Rosicley Andrade Coimbra

Resumo


O objetivo deste artigo é tecer algumas considerações acerca da poesia de Marília Garcia tomando como pretexto inicial a ideia de rizoma de Gilles Deleuze e Félix Guattari. Especulando sobre a existência de dois aspectos na obra de Marília Garcia, a saber: cartografias afetivas e mapas sobrepostos, levantamos a hipótese de que sua obra pode ser vista como um “agenciamento maquínico” que se conecta com outros agenciamentos, ou seja, estabelecem conexões que não se ligam a nenhum centro, a nenhum enraizamento, constituindo um platô.
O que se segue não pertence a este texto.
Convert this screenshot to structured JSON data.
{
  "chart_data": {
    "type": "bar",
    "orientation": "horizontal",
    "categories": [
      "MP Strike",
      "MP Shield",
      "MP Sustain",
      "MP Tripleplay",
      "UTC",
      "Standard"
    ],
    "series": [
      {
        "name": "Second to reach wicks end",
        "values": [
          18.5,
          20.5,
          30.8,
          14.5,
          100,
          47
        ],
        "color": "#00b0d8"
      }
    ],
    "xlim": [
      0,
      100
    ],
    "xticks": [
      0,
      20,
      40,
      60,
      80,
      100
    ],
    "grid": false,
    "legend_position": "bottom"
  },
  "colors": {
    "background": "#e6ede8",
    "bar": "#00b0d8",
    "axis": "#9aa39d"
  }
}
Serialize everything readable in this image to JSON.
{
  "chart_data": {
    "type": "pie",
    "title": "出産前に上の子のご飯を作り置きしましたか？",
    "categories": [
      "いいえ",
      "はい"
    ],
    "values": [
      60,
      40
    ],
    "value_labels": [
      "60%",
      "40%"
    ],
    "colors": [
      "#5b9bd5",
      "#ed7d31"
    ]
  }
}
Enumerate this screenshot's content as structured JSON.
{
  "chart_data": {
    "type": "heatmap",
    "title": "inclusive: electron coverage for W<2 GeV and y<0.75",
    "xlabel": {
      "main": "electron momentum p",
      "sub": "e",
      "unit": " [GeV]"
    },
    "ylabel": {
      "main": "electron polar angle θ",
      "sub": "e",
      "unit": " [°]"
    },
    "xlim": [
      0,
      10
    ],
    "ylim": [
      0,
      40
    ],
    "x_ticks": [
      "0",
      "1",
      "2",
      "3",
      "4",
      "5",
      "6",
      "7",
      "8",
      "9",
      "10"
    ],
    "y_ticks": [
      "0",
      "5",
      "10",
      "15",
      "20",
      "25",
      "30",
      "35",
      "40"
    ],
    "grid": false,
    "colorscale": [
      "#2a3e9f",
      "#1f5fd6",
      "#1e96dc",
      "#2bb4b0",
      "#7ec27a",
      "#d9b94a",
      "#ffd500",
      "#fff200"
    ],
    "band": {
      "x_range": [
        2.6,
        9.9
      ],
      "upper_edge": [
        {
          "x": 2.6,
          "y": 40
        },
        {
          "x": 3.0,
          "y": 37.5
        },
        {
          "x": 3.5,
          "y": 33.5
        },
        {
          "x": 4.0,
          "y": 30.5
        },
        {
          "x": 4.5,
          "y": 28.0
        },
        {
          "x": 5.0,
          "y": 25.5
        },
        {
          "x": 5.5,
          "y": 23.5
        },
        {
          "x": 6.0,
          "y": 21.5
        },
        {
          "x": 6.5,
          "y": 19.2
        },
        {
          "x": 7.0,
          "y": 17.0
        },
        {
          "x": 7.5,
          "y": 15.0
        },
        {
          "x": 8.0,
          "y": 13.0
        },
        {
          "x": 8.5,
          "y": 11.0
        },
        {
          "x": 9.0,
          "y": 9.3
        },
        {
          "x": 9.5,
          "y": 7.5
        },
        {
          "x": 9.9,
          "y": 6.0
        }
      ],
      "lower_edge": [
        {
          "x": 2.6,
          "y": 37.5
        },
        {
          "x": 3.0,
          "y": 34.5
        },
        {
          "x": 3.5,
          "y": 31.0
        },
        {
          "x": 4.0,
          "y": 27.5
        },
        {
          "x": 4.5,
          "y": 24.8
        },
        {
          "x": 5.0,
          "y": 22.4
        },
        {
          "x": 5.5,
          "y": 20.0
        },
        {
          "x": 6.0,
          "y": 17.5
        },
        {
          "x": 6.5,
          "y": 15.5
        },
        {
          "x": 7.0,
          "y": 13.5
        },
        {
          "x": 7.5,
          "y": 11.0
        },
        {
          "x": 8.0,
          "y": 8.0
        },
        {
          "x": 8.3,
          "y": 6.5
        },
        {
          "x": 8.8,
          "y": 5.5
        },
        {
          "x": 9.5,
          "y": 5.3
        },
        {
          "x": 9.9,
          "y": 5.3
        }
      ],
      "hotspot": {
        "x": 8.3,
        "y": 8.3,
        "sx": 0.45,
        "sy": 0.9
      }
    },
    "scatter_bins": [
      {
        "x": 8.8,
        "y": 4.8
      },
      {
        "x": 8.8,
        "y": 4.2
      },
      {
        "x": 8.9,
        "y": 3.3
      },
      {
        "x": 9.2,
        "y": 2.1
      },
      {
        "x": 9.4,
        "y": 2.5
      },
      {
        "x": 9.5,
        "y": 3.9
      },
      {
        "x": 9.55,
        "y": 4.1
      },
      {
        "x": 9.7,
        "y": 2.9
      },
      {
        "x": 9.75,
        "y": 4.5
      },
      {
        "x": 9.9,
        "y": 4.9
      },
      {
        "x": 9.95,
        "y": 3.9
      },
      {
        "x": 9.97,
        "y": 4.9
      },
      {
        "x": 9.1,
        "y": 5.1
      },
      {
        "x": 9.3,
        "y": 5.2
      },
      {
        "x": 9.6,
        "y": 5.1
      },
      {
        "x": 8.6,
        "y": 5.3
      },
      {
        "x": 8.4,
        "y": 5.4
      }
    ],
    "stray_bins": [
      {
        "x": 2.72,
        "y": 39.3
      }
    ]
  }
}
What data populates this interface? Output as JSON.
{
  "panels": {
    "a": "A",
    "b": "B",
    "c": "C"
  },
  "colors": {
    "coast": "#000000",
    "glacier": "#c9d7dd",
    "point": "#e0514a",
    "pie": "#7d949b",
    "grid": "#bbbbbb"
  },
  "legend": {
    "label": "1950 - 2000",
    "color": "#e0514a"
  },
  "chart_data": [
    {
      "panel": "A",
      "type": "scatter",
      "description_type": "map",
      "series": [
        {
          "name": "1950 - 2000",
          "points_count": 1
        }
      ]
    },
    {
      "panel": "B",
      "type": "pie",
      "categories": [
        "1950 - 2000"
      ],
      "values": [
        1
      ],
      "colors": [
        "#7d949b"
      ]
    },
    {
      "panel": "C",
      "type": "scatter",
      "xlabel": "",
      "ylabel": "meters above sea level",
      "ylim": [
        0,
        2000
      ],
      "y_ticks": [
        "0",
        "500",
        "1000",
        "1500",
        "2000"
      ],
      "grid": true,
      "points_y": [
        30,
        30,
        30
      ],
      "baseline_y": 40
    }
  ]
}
Nesse sentido, o sujeito lírico não se anula, nem se apaga, mas retorna como um “cartógrafo” que devora paisagens afetivamente, absorvendo matéria de varia procedência. O resultado é um mapa com múltiplas faces, múltiplas entradas e saídas, cujo olhar do sujeito lírico arranca a si mesmo da lógica binária ou pivotante, trabalhando na multiplicidade do jogo interioridade/exterioridade. Dessa forma, todo e qualquer ponto pode ser um centro, ao mesmo tempo em que pode não o ser: tudo é passagem, mapa aberto, passageiro, “linhas de fuga”.

Palavras-chave


Inespecificidade. Rizoma. Poesia contemporânea. Sujeito lírico. Multiplicidades.